Prior to filing the lawsuit today, representatives of NEDPA and the NYSVGA worked into the evening on Friday in an effort to seek a resolution that would bring clarity to the matter. In addition, they maintained open lines of communications and were willing to continue the dialogue throughout the weekend.
In fact, prior to being voted upon and signed, a statewide advocacy effort was conducted by concerned agricultural interests that repeatedly identified flaws within the legislation that needed to be addressed to avoid unintended consequences of the state action.
More specifically, the lawsuit outlines the challenges facing New York’s agriculture community, and identifies several key issues that require modification.
- As currently written, the Act’s definition of “farm laborer” includes supervisors, farm owners and family members of farm owners. This places farms in a contradictory or “Catch 22” position. If supervisors, owners and family members are classified as farm laborers, they have the right to engage in collective bargaining with other employees. However, if supervisors, owners and family members are also agents of the farm business, they must not engage in conduct that would discourage union concerted activity, assist in the formation of a union, or otherwise violate the rights of farm laborers.

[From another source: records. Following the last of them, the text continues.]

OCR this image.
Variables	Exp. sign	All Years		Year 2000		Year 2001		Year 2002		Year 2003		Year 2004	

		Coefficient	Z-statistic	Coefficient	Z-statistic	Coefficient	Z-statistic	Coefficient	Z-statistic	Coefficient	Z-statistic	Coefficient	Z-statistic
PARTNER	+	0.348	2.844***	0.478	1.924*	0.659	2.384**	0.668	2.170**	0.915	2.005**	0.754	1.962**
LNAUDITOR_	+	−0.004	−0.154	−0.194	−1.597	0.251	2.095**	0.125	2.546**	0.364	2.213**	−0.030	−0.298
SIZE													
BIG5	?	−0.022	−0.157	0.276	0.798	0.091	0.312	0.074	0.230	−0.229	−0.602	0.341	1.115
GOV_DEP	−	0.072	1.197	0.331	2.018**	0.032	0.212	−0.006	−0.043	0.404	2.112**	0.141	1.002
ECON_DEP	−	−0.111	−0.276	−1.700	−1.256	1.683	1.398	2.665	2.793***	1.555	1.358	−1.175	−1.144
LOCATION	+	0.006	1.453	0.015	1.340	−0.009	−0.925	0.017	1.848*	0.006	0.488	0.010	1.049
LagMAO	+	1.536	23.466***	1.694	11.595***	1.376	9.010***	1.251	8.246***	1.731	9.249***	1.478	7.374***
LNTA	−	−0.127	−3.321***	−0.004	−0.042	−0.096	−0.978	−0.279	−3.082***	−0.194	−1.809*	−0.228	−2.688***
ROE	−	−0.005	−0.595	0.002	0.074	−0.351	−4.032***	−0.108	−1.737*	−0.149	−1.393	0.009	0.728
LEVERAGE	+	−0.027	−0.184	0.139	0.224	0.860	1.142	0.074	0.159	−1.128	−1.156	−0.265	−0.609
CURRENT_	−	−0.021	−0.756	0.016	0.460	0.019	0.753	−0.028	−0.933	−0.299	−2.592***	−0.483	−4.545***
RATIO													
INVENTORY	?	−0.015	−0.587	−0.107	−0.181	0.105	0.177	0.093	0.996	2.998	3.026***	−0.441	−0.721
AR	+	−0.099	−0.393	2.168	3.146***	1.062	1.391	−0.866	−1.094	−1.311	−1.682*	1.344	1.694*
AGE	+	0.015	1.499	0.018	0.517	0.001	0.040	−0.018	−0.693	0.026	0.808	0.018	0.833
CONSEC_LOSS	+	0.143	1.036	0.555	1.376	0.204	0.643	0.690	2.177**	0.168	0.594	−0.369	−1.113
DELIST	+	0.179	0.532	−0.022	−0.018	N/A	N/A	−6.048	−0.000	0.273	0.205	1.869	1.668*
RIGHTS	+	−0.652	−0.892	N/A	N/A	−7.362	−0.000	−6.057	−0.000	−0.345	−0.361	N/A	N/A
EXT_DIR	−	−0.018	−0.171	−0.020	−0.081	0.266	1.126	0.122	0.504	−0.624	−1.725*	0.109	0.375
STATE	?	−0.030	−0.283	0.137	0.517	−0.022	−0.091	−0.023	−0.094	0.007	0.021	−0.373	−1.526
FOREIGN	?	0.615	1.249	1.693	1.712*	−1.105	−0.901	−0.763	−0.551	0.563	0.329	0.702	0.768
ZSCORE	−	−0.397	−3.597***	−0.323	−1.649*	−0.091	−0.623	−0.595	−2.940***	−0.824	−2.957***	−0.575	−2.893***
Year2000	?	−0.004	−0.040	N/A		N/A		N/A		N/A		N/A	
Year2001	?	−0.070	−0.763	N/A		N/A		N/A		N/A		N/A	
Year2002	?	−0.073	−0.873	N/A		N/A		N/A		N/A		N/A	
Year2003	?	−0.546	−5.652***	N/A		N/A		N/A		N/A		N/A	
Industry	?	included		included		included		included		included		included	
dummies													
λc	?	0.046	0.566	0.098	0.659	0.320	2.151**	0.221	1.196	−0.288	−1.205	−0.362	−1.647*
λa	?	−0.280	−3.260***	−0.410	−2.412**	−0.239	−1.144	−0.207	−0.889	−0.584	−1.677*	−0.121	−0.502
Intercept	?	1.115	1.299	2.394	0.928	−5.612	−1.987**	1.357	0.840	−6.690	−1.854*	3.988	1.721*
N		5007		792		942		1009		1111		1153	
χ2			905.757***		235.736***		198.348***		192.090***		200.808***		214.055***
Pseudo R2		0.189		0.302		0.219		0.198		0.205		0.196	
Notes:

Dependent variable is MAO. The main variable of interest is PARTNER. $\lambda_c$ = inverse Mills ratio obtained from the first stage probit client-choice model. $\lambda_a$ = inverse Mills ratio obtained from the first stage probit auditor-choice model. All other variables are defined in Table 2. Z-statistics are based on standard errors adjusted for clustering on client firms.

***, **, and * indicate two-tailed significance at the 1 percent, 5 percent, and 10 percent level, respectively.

- The Act also conflicts with Section 14(a) of the National Labor Relations Act (“NLRA”). The Act includes supervisors as part of the group of farm labors who may engage in concerted activities, but the NLRA expressly prohibits states from adopting such legislation, and so the law is preempted by federal law.
- Because the Act includes supervisors, owners, and family members for purposes of its hour restrictions and overtime pay requirements, farms must reclassify the way they engage these individuals, and this compounds the conflict as farmers endeavor to implement the law.
- As a result, if a farm decides to classify its supervisors, owners and family members as farm laborers, it will result in a violation of the Act’s collective bargaining provisions. On the other hand, if a farm takes the position that supervisors, owners and family members are not farm laborers, the farm may be subjecting itself to criminal and civil penalties by violating their rights as farm laborers and by violating the hour restrictions and overtime pay requirements.
Brian Reeves, President of the New York State Vegetable Growers Association, and owner of Reeves Farms in Baldwinsville (Onondaga County), said, “We have been working for months in a constructive manner to bring clarity and fairness to a law that had significant problems due to ambiguity and unfairness to employees and farm families across New York. Today, we are simply seeking a temporary pause to the implementation of this law, to avoid harm to our farms and our employees, while the Governor and Legislature correct the ambiguities.”